Charlie Brown of course, and I'm pretty sure Brad Pitt (as Alexander the Great? Or was that from Troy?) snuck in there too.

But what intrigued me, from a fandom standpoint, was the choice of Aragorn's speech to his troops from Lord of the Rings.

Why?

Well, to my mind, there are three iconic moments in Return of the King.  The first is Sam's Moment, with a capital M:  "Come on, Mr. Frodo.  I can't carry it for you, but I can carry you!"

The second two are fascinating to me from a psychological standpoint.

Yes, a psychological standpoint.

I think a lot of The Two Towers and Return of the King, at least from the films' standpoint, was a contrast in Aragorn and Theoden's leadership styles.  In TTT, Theoden refuses to ask Gondor for help in their battle, but then refuses to help Gondor in RotK because they didn't offer help themselves.

When the battle seems lost and Aragorn suggests one final stand, Theoden responds with "For death and glory!" while Aragorn replies with, "For Rohan.  For your people."

Basically, I think the goal here was to show that Aragorn is thinking of others, thinking ahead, while Theoden is focused on himself.

Then, before each person's big battle in RoTK, they each muster their troops.

Theoden does it thusly:  "Forth, and fear no darkness!  Arise!  Arise, Riders of Theoden!  Spears shall be shaken!  Swords shall be splintered!  A sword day, a red day, ere the sun rises!  Ride now!  Ride now!  Ride!  Ride to ruin, and the world's ending!  Death!  Death!"

You might notice a certain...fatalism in the above.  It's basically, "ride to your deaths, but don't be scared!"
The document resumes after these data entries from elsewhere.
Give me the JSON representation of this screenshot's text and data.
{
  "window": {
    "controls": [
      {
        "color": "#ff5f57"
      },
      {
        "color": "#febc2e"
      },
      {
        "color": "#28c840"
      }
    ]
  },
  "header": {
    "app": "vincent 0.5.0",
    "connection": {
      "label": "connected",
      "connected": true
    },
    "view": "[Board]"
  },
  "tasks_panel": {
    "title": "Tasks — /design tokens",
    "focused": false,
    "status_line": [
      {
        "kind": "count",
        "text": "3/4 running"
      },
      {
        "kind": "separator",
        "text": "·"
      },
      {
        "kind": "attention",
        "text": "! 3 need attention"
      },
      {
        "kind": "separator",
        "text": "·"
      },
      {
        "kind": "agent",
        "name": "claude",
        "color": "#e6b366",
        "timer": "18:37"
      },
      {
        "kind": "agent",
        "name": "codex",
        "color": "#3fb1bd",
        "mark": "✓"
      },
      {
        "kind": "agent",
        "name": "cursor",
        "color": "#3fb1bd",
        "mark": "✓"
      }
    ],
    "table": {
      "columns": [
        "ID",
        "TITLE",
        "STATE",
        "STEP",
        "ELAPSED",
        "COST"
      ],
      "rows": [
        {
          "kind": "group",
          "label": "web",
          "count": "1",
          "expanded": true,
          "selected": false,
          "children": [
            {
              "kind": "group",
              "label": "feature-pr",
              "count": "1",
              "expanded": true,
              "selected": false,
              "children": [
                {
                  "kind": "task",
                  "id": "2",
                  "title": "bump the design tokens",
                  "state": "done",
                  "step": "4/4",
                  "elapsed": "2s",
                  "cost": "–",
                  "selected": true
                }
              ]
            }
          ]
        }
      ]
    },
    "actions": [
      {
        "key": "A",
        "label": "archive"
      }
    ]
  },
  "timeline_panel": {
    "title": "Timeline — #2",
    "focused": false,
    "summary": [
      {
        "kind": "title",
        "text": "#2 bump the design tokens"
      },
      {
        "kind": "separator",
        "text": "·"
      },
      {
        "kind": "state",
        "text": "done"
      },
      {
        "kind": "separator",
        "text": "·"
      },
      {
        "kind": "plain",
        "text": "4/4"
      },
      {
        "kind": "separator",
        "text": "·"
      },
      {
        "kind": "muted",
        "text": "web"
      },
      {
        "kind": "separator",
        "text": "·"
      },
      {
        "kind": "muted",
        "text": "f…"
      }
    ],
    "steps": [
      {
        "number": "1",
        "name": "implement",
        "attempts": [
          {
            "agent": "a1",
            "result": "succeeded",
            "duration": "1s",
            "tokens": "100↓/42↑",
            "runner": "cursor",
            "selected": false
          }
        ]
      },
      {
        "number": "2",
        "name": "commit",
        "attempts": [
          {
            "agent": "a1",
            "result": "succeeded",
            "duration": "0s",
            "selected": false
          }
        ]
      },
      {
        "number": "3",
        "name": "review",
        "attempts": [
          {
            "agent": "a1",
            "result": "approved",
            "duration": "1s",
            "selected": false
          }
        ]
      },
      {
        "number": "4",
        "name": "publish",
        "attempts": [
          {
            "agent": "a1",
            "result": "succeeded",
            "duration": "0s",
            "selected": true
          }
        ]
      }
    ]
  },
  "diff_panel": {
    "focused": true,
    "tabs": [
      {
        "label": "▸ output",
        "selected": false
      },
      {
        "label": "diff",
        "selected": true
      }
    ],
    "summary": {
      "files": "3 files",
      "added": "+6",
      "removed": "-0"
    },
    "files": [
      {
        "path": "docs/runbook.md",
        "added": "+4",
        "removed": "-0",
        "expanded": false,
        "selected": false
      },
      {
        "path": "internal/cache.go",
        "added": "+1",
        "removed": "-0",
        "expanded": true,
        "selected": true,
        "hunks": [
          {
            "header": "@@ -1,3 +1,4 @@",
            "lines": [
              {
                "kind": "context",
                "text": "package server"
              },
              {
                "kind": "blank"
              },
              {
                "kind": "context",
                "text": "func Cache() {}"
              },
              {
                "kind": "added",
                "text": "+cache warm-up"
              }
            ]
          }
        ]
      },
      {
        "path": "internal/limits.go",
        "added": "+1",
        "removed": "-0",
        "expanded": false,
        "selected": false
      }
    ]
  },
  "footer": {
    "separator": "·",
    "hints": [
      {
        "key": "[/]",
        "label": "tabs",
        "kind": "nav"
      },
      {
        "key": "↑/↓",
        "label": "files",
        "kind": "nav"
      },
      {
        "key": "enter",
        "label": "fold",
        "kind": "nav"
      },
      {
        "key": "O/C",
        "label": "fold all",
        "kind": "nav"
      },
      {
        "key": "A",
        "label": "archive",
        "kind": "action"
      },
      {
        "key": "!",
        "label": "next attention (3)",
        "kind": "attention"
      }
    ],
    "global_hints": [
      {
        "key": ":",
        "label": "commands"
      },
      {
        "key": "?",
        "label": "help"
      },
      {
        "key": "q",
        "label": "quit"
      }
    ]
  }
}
Meanwhile, King Aragorn (because by this point, he is King Aragorn) circles his nervous troops as they rear back in fear from the army coming out of the Black Gates:  "Hold your ground!  Hold your ground!  Sons of Gondor, of Rohan, my brothers, I see in your eyes the same fear that would take the heart of me.  A day may come when the courage of men fails, when we forsake our friends and break all bonds of fellowship, but it is not this day.  An hour of wolves, and shattered shields, when the age of men comes crashing down, but it is not this day.  This day we fight!  By all that you hold dear on this good Earth, I bid you stand, Men of the West!"

In other words, "I know you're scared, and so am I, but today, we are going to show our courage, in the name of everything we love."

It's this speech that always -- always -- gives me chills, even (good Lord) five years later, and it's this bit that is in the video referenced above.

I'm glad I'm not the only one.

(Incidentally, I've tried to read the novel several times, but the farthest I've ever gotten is when they take an injured Frodo to Rivendell.  Something about Tolkien's information-dump style of writing is just very off-putting to me.  I admire the sophisticated world he essentially invented to explain the history of the language he'd invented -- I just wish he'd written a companion book to go with the actual story.  But I've always wondered how those three moments are rendered in the book.)

1 comment:

Mz. Cat said...

It was Brad Pitt from Troy. Colin Farrell from Alexander. Orlando Bloom (huge sigh!)from the movie Kingdom of Heaven was also in the clip.